Мой друг Малик и Закон Гор

Без каких-либо возражений верится рассказу о том, что нынче в Чечне основные сражения происходят вокруг врезок в нефтепроводы. Одно, что дело доходное, а моральных ограничений там нету ни у боевиков, ни у федералов, ни у обывателей А и то, что надежная охрана линейных объектов дело очень сложное, тем более, в горах, где видимость затрудена. Один мой знакомый попал под повторный призыв и капитаном отслужил еще полтора года в Сороковой армии. Роту в бой на зеленку он не водил, служил по специальности, как трубопроводчик. Там прямо от Аму-Дарьи были проложены полевые магистральные трубопроводы ПМТ-100. Я с такой штукой дело имел по Дальнему Востоку, где, слава Богу, душманов не было. Собирается это дело из отрезков алюминиевой или стальной стамиллиметровой трубы длиной метров по пять на соединении вроде байонетного, что в пожарных гидрантах. Вот было проложено три, кажется, нитки, с насосными по трассе, там качались бензин и танковая дизелька для ограниченного контингента, что помогал братскому афганскому народу в его тяжелой жизни.

Так он говорил, что по пустыне — никаких проблем, а где жилуха, там кошмар, каждый день загорания. Декханин, если нужны бензик, либо солярка для лампы, он что делает? Берет ручную дрель, сверлит в укромном от шурави месте отверстие и подставляет ведро. Набрал и к дальнейшей деятельности, забить дырку хоть деревянным чопиком, как я бы сделал — а зачем? Оно и течет, к вечеру натекает хорошая лужа, муджахеды в ту сторону гранату бросят — пылает до неба, коптит местность. Назавтра все по новой, типа вечного двигателя. На каждых же ста метрах солдатика не поставишь, это придется только на охране еще одну армию держать. Но бензовозами возить еще хуже, там и горючее потеряешь, и машину, да и бойцов благодарные афганцы пришибут.

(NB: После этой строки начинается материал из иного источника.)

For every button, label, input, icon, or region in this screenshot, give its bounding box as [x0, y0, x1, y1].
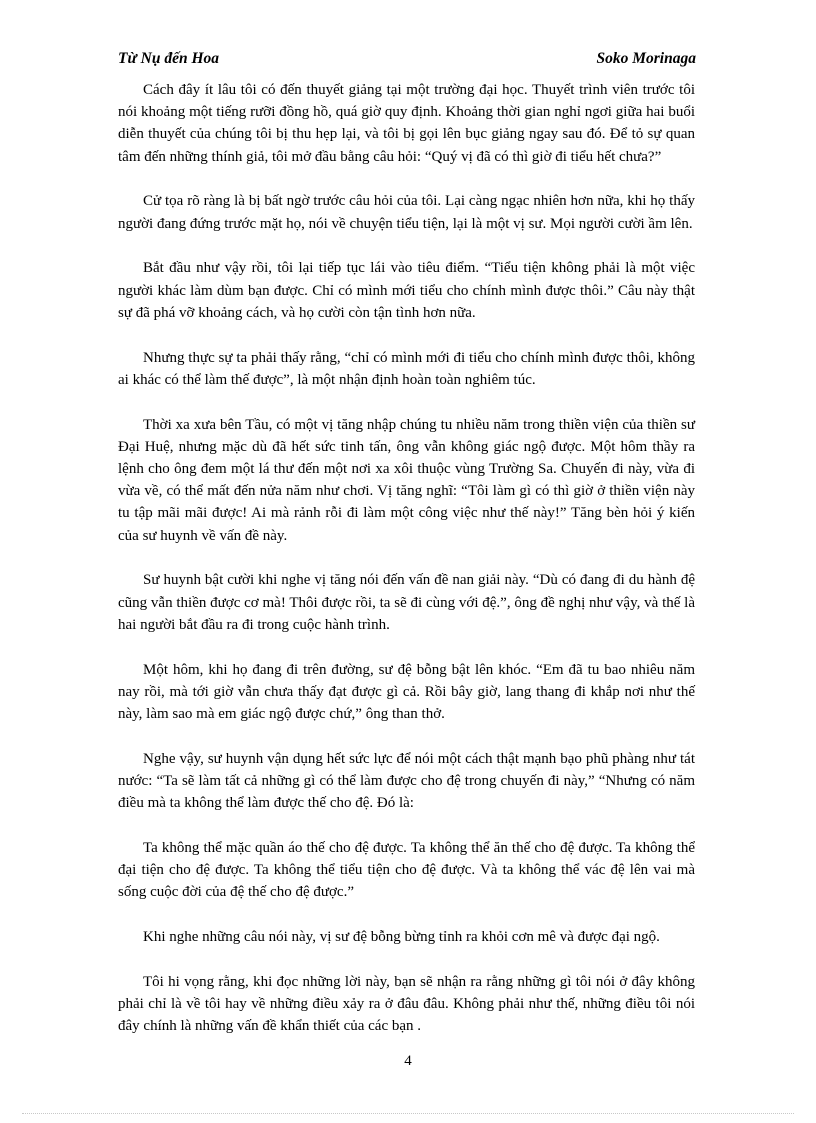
- paragraph: Ta không thể mặc quần áo thế cho đệ được. Ta không thể ăn thế cho đệ được. Ta không thể đại tiện cho đệ được. Ta không thể tiểu tiện cho đệ được. Và ta không thể vác đệ lên vai mà sống cuộc đời của đệ thế cho đệ được.”: [118, 840, 695, 901]
- paragraph: Bắt đầu như vậy rồi, tôi lại tiếp tục lái vào tiêu điểm. “Tiểu tiện không phải là một việc người khác làm dùm bạn được. Chỉ có mình mới tiểu cho chính mình được thôi.” Câu này thật sự đã phá vỡ khoảng cách, và họ cười còn tận tình hơn nữa.: [118, 260, 695, 321]
- paragraph: Nhưng thực sự ta phải thấy rằng, “chỉ có mình mới đi tiểu cho chính mình được thôi, không ai khác có thể làm thế được”, là một nhận định hoàn toàn nghiêm túc.: [118, 349, 695, 388]
- page-header: [118, 50, 696, 72]
- page-number: 4: [404, 1053, 412, 1069]
- paragraph: Khi nghe những câu nói này, vị sư đệ bỗng bừng tỉnh ra khỏi cơn mê và được đại ngộ.: [143, 929, 660, 946]
- book-title: Từ Nụ đến Hoa: [118, 50, 219, 67]
- paragraph: Thời xa xưa bên Tầu, có một vị tăng nhập chúng tu nhiều năm trong thiền viện của thiền sư Đại Huệ, nhưng mặc dù đã hết sức tinh tấn, ông vẫn không giác ngộ được. Một hôm thầy ra lệnh cho ông đem một lá thư đến một nơi xa xôi thuộc vùng Trường Sa. Chuyến đi này, vừa đi vừa về, có thể mất đến nửa năm như chơi. Vị tăng nghĩ: “Tôi làm gì có thì giờ ở thiền viện này tu tập mãi mãi được! Ai mà rảnh rỗi đi làm một công việc như thế này!” Tăng bèn hỏi ý kiến của sư huynh về vấn đề này.: [118, 416, 695, 544]
- paragraph: Tôi hi vọng rằng, khi đọc những lời này, bạn sẽ nhận ra rằng những gì tôi nói ở đây không phải chỉ là về tôi hay về những điều xảy ra ở đâu đâu. Không phải như thế, những điều tôi nói đây chính là những vấn đề khẩn thiết của các bạn .: [118, 974, 695, 1035]
- paragraph: Một hôm, khi họ đang đi trên đường, sư đệ bỗng bật lên khóc. “Em đã tu bao nhiêu năm nay rồi, mà tới giờ vẫn chưa thấy đạt được gì cả. Rồi bây giờ, lang thang đi khắp nơi như thế này, làm sao mà em giác ngộ được chứ,” ông than thở.: [118, 661, 695, 723]
- paragraph: Sư huynh bật cười khi nghe vị tăng nói đến vấn đề nan giải này. “Dù có đang đi du hành đệ cũng vẫn thiền được cơ mà! Thôi được rồi, ta sẽ đi cùng với đệ.”, ông đề nghị như vậy, và thế là hai người bắt đầu ra đi trong cuộc hành trình.: [118, 572, 695, 633]
- body-text: [118, 79, 695, 1060]
- paragraph: Cử tọa rõ ràng là bị bất ngờ trước câu hỏi của tôi. Lại càng ngạc nhiên hơn nữa, khi họ thấy người đang đứng trước mặt họ, nói về chuyện tiểu tiện, lại là một vị sư. Mọi người cười ầm lên.: [118, 193, 695, 232]
- paragraph: Nghe vậy, sư huynh vận dụng hết sức lực để nói một cách thật mạnh bạo phũ phàng như tát nước: “Ta sẽ làm tất cả những gì có thể làm được cho đệ trong chuyến đi này,” “Nhưng có năm điều mà ta không thể làm được thế cho đệ. Đó là:: [118, 750, 695, 812]
- paragraph: Cách đây ít lâu tôi có đến thuyết giảng tại một trường đại học. Thuyết trình viên trước tôi nói khoảng một tiếng rưỡi đồng hồ, quá giờ quy định. Khoảng thời gian nghỉ ngơi giữa hai buổi diễn thuyết của chúng tôi bị thu hẹp lại, và tôi bị gọi lên bục giảng ngay sau đó. Để tỏ sự quan tâm đến những thính giả, tôi mở đầu bằng câu hỏi: “Quý vị đã có thì giờ đi tiểu hết chưa?”: [118, 82, 695, 165]
- author-name: Soko Morinaga: [596, 50, 696, 67]
- page-bottom-divider: [22, 1113, 794, 1114]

У меня однако, эти чеченские сообщения о кражах из трубы вызвали, скорей, идиллические воспоминания о раннебрежневских годах. Сидим мы со старым институтским приятелем в чешской пивнушке, что в Парке Горького, пьем завезенный в тот день на нашу удачу "Старый Прамен" под шпикачки с рогликами и травим друг другу байки о боевых эпизодах за время разлуки. Дружок мой Малик в последние годы работает в газпромовской пусконаладке, так его рассказы имеют очень разбросанную привязку по географии, от Коми до Туркмении. А тут он добрался до славного города Гудермеса, где его бригада отлаживала контрольно-измерительные приборы на трассовой компрессорной магистрального газопровода. Черт его знает, может и привирает, я за полную достоверность собственных рассказов не поручусь — тем более за него. Но звучит славно, тем более, под пльзеньское.

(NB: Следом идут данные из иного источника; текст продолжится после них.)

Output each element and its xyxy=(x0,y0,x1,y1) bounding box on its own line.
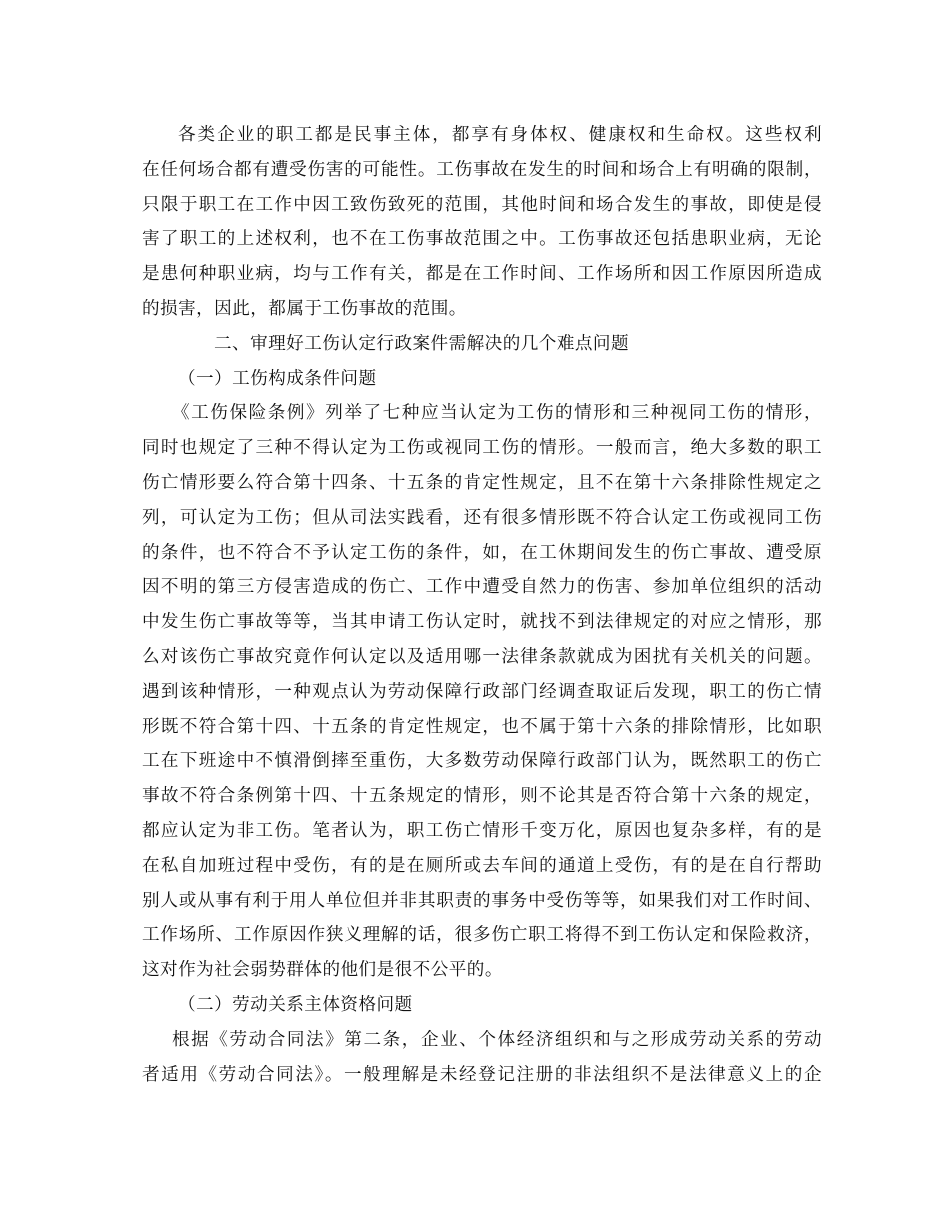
text-line: 在任何场合都有遭受伤害的可能性。工伤事故在发生的时间和场合上有明确的限制， xyxy=(142,159,822,180)
text-line: 工作场所、工作原因作狭义理解的话，很多伤亡职工将得不到工伤认定和保险救济， xyxy=(142,925,822,946)
text-line: 别人或从事有利于用人单位但并非其职责的事务中受伤等等，如果我们对工作时间、 xyxy=(142,890,822,911)
text-line: 因不明的第三方侵害造成的伤亡、工作中遭受自然力的伤害、参加单位组织的活动 xyxy=(142,577,822,598)
subsection-heading: （一）工伤构成条件问题 xyxy=(178,368,377,389)
text-line: 这对作为社会弱势群体的他们是很不公平的。 xyxy=(142,960,503,981)
text-line: 列，可认定为工伤；但从司法实践看，还有很多情形既不符合认定工伤或视同工伤 xyxy=(142,507,822,528)
text-line: 工在下班途中不慎滑倒摔至重伤，大多数劳动保障行政部门认为，既然职工的伤亡 xyxy=(142,751,822,772)
subsection-heading: （二）劳动关系主体资格问题 xyxy=(178,994,413,1015)
text-line: 形既不符合第十四、十五条的肯定性规定，也不属于第十六条的排除情形，比如职 xyxy=(142,716,822,737)
text-line: 么对该伤亡事故究竟作何认定以及适用哪一法律条款就成为困扰有关机关的问题。 xyxy=(142,646,822,667)
text-line: 害了职工的上述权利，也不在工伤事故范围之中。工伤事故还包括患职业病，无论 xyxy=(142,229,822,250)
text-line: 是患何种职业病，均与工作有关，都是在工作时间、工作场所和因工作原因所造成 xyxy=(142,264,822,285)
text-line: 同时也规定了三种不得认定为工伤或视同工伤的情形。一般而言，绝大多数的职工 xyxy=(142,438,822,459)
text-line: 各类企业的职工都是民事主体，都享有身体权、健康权和生命权。这些权利 xyxy=(178,125,822,145)
text-line: 都应认定为非工伤。笔者认为，职工伤亡情形千变万化，原因也复杂多样，有的是 xyxy=(142,820,822,841)
text-line: 的损害，因此，都属于工伤事故的范围。 xyxy=(142,298,467,319)
text-line: 《工伤保险条例》列举了七种应当认定为工伤的情形和三种视同工伤的情形， xyxy=(172,403,822,424)
text-line: 遇到该种情形，一种观点认为劳动保障行政部门经调查取证后发现，职工的伤亡情 xyxy=(142,681,822,702)
paragraph-labor-relation xyxy=(142,1023,822,1093)
text-line: 根据《劳动合同法》第二条，企业、个体经济组织和与之形成劳动关系的劳动 xyxy=(172,1029,822,1050)
text-line: 的条件，也不符合不予认定工伤的条件，如，在工休期间发生的伤亡事故、遭受原 xyxy=(142,542,822,563)
paragraph-worker-rights xyxy=(142,118,822,327)
text-line: 在私自加班过程中受伤，有的是在厕所或去车间的通道上受伤，有的是在自行帮助 xyxy=(142,855,822,876)
paragraph-injury-conditions xyxy=(142,396,822,988)
document-body xyxy=(142,118,822,1092)
text-line: 者适用《劳动合同法》。一般理解是未经登记注册的非法组织不是法律意义上的企 xyxy=(142,1064,822,1085)
section-heading: 二、审理好工伤认定行政案件需解决的几个难点问题 xyxy=(214,333,630,354)
text-line: 事故不符合条例第十四、十五条规定的情形，则不论其是否符合第十六条的规定， xyxy=(142,786,822,807)
text-line: 只限于职工在工作中因工致伤致死的范围，其他时间和场合发生的事故，即使是侵 xyxy=(142,194,822,215)
text-line: 中发生伤亡事故等等，当其申请工伤认定时，就找不到法律规定的对应之情形，那 xyxy=(142,612,822,633)
text-line: 伤亡情形要么符合第十四条、十五条的肯定性规定，且不在第十六条排除性规定之 xyxy=(142,472,822,493)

Я в Гудермесе не бывал, да и вообще в Чечено-Ингушетии один Грозный и видел, а по маликову рассказу там рядом с компрессорной и вдоль трубы все сады, сады. В садах, естественно, домики, а в них население, по тем временам пока еще мирное. Вот, будто бы, один из аборигенов, смышленый старичок, пригляделся к монтажникам и пусконаладчикам, кто чем занят, приходит вечерком к бригадиру киповцев в вагончик и говорит:

Нашальник, у вас в большой трубе газа мно-ого…

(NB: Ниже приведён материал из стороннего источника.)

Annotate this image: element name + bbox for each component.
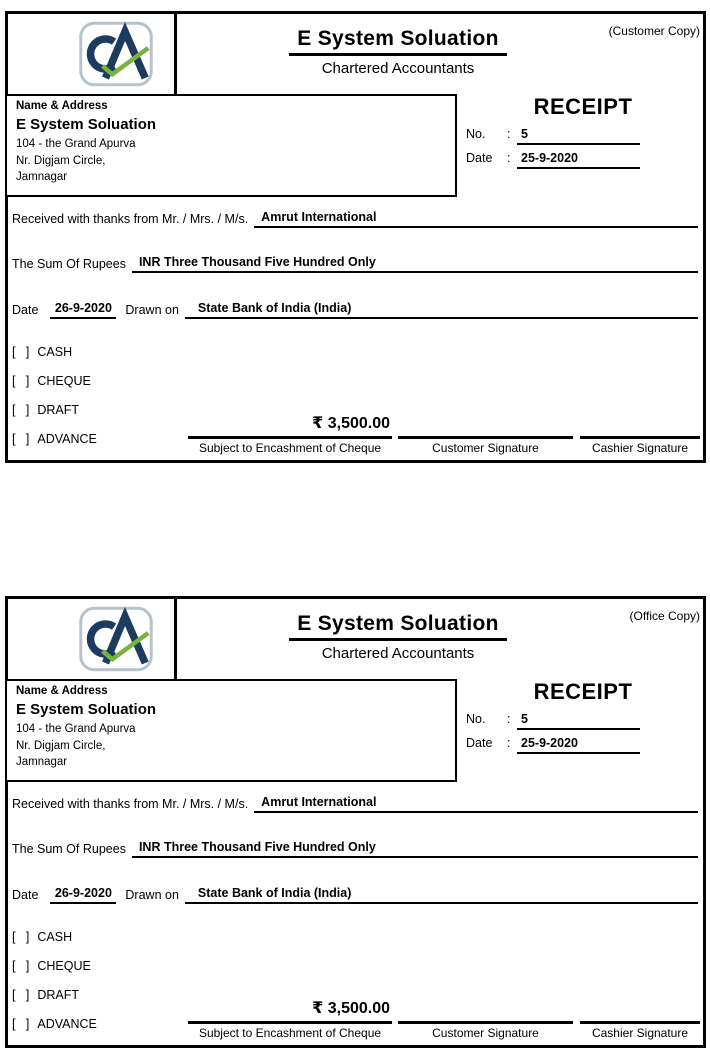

— Ну, есть, конечно, — отвечает мой дружок, но пока в ситуацию не въезжает — Вот как бы по твоей маленький желтый трубка немного газа ко мне в сад привести — Да ты что, бабай, не заболел часом? Как я тебе газ приведу?

— Вон, маленький желтый трубка, который твои малшики делают.

Аксакал-то оказался вполне не дурак, подтвердив устойчивую репутацию чеченцев, как самого сообразительного, наравне с лакцами, из горских народов. Во-первых, засек, что маликовы киповцы все время возятся с присоединенной к большой метровой трубе импульсной красномедной трубкой для передачи измерительного сигнала. Такая трубочка как Аллахом создана для того, чтоб сосать газ из магистрали. А во-вторых, ущучил, что бригадир — сам не Иван, а из нацменов-мусульман, что и воодушевило его насчет возможности найти общий язык.

Его, конечно, можно понять. Не напиться у воды — это даже и урусы считают за танталовы страдания. А тут живешь рядом с большой трубой, а когда газификацию садов сделают — один шайтан знает. А платить за сжиженный пропан рядом с потоком природного газа — и дорого, и обидно. Лучше заплатить конкретным людям за дырочку. Уфимский татарин, однако — не гордый сын Кавказа. Как и все советские люди любой национальности, он очень уж большого уважения к закону и госсобственности не имеет. Но и того, чтобы непрерывно пребывать в напряженных поисках, где что украсть, хоть по мелочи — этого тоже нету.

Это уже местный обычай, заветы предков, Закон Гор.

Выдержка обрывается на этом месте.